Here are some real-world scenarios I’ve come across:
- One son runs the farm full time. His sister works in the city. Dad wants to be fair. But what does “fair” actually mean when one child is keeping the farm going and the other isn’t involved?
- A daughter joins the partnership, then gets married. A few years later, she divorces. The land was in her name. Suddenly the family business is caught up in a divorce settlement.
- The parents want to step back gradually. They don’t want to let go entirely but need a way to reduce their involvement while keeping oversight and a share of the income.
These aren’t extreme cases. They’re common and without a clear partnership structure, they can cause serious strain both financially and emotionally.
You might not want to deal with it now, but your children will thank you later if you do.
How can a farm partnership agreement protect control of the business?
Some farmers worry that formalising things means losing control. But the opposite is true.
A good partnership agreement gives you the framework to make decisions confidently. It sets out who owns what, how decisions are made and what happens if someone wants to leave or retire.
That puts you in control. Not HMRC. Not the courts and not an outdated assumption.
It also helps avoid tension between family members. Everyone knows where they stand and what the future plan looks like.
Clarity today is better than conflict tomorrow.
What should you include in a farm partnership agreement?
Even if you’ve already got an agreement in place, it’s worth checking whether it still fits your current set-up.
Here’s a quick list of things to review:
✅ Is the land and property formally part of the partnership?
✅ Are all current partners named, including any children who’ve joined the business?
✅ Do the profit shares still reflect reality?
✅ Have you accounted for any life events like marriage, retirement or death?
In many cases, all that’s needed is a few updates. But they could make a huge difference later on.
We’re here to help
You’ve worked hard to build a strong, stable business. The right farm partnership structure helps protect that for you, your family and the next generation.
If your agreement is tucked away in a drawer somewhere, or you’re not even sure if you have one, it’s worth dusting it off. Sometimes a small change is all it takes to avoid a big problem later.
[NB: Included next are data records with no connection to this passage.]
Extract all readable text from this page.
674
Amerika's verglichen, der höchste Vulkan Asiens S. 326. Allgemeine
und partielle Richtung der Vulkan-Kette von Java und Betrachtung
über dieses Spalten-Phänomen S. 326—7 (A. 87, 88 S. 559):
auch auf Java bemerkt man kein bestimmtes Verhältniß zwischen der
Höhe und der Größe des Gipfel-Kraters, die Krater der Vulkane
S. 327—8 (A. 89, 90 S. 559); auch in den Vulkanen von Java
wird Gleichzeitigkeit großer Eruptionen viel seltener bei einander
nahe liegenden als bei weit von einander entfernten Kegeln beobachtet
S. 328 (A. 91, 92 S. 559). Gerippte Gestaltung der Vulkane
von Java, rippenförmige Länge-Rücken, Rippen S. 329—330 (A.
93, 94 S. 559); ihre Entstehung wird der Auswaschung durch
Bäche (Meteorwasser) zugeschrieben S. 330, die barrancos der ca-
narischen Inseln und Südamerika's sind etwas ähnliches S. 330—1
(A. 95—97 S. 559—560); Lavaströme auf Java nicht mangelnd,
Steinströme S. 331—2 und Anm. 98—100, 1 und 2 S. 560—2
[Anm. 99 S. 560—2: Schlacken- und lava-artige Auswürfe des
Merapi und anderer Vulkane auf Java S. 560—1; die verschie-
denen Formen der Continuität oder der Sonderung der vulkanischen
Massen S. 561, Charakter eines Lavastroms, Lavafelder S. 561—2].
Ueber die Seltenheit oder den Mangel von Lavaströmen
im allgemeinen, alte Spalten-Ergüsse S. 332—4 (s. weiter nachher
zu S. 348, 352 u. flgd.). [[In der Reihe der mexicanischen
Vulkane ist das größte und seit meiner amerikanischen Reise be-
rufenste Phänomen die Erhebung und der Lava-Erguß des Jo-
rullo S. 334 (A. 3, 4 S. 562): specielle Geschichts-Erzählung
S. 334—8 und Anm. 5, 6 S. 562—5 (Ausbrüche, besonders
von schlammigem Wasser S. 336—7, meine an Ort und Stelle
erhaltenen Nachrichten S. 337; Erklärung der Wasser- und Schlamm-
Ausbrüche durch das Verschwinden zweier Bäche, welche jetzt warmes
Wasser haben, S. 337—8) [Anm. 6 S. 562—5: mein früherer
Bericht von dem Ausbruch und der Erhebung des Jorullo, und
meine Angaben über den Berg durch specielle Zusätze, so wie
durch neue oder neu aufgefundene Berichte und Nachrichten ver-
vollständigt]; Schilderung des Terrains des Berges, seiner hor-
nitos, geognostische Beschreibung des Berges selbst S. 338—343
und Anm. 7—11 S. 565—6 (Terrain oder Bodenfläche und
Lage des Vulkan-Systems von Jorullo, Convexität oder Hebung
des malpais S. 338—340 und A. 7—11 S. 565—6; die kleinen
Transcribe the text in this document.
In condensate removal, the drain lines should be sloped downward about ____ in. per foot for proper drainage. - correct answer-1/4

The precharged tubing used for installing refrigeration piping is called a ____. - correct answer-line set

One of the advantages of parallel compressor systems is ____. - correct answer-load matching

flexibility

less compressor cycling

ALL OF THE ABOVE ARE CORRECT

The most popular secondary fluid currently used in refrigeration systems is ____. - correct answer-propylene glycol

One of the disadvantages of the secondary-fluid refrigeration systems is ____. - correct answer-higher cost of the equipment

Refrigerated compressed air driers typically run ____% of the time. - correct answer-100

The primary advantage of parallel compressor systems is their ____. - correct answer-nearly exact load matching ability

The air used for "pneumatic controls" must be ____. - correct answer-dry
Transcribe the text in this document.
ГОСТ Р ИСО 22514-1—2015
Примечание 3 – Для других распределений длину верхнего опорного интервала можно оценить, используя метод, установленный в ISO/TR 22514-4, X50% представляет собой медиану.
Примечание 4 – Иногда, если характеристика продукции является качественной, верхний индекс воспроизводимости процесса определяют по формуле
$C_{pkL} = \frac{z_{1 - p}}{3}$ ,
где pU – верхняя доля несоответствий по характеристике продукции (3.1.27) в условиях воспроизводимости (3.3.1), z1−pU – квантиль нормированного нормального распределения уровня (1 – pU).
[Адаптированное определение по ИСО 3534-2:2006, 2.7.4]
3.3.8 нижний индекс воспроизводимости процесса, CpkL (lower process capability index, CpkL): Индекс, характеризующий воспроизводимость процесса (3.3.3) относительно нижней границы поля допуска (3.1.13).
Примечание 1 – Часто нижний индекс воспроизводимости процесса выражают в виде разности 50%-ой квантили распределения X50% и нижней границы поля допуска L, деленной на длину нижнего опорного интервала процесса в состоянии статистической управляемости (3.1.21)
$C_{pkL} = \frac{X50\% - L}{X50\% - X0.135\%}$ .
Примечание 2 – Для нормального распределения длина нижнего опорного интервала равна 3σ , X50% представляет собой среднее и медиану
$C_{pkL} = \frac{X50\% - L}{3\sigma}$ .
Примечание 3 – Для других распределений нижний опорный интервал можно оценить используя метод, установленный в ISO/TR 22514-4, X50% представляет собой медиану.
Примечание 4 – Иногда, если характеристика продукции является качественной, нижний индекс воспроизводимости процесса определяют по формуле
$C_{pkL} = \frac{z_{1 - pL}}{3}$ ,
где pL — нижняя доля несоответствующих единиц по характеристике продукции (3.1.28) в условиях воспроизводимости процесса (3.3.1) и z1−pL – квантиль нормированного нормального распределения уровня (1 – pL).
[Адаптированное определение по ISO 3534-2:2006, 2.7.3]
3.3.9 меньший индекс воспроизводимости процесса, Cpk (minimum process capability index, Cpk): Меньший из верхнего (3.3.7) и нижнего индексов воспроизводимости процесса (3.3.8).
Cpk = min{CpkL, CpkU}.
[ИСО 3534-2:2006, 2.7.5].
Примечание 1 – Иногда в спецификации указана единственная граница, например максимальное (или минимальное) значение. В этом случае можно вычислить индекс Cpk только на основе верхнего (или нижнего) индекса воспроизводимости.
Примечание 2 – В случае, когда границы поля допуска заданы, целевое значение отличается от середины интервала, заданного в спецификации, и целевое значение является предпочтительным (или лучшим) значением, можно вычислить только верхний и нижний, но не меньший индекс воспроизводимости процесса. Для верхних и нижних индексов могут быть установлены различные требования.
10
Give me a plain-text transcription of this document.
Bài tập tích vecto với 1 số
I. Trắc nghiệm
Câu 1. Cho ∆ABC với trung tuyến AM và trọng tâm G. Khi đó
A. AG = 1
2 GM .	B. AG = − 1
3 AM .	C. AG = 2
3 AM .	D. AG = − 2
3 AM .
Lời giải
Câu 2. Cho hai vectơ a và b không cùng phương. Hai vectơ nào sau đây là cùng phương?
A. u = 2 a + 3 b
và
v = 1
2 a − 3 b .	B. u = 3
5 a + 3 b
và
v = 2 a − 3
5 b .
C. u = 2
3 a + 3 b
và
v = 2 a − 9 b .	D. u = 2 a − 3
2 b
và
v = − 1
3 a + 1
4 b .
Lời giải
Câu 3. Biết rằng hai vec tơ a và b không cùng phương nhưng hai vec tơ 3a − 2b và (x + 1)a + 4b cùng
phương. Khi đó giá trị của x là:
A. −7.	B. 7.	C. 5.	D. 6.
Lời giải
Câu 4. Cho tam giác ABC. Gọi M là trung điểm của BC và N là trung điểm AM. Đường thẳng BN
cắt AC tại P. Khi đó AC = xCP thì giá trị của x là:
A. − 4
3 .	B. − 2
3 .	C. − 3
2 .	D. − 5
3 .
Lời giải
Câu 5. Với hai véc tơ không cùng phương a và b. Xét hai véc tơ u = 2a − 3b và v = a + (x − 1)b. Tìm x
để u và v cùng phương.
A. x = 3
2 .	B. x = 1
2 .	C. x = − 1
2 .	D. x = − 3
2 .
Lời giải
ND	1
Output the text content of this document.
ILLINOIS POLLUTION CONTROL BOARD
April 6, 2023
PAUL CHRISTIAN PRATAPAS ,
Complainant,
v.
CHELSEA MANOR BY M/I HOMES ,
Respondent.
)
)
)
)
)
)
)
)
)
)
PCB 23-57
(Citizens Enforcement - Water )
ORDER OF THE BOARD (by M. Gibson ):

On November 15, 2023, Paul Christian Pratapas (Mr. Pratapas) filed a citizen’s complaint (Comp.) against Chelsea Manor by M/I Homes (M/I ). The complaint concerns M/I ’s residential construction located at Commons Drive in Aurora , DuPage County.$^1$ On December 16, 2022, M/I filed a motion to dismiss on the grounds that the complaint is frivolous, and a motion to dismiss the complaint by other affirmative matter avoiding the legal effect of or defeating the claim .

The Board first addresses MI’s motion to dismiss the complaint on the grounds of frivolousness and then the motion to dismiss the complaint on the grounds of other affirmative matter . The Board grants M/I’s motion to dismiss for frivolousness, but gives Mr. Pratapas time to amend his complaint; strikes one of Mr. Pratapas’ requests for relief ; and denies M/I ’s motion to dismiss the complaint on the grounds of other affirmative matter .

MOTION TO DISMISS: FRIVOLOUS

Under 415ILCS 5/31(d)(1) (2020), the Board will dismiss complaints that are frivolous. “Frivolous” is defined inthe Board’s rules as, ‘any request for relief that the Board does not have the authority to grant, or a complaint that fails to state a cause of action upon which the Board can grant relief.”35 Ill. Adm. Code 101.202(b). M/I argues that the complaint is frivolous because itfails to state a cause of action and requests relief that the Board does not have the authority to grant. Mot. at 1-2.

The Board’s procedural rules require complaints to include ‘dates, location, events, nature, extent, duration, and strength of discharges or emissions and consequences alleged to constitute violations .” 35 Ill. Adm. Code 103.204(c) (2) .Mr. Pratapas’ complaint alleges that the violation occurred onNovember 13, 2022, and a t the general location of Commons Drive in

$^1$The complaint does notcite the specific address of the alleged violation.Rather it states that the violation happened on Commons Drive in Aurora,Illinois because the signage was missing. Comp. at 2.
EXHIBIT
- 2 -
If you’ve got a will for the family, you should have a partnership agreement for the farm.
If you’d like to talk it through, I’m always happy to help. No pressure. No jargon. Just practical advice to get everything lined up properly. We work closely with our colleagues in the legal sector to make sure the agreements work from both a legal perspective and a tax perspective.
Frequently Asked Questions
What should be included in a farm partnership agreement?
Ownership of land and property, profit shares, partner responsibilities and what happens if someone retires, leaves or dies. It should also explain how decisions are made and what happens in a dispute.
Do I need a formal agreement if we’re family?
Yes. Verbal agreements often lead to misunderstandings. A written agreement protects everyone and keeps the farm running smoothly.
Can a farm partnership reduce tax bills?
Yes, if it’s structured properly. It can help you qualify for Agricultural Property Relief and Business Property Relief. It can also help to avoid unnecessary tax charges such as SDLT when moving land around the partnership.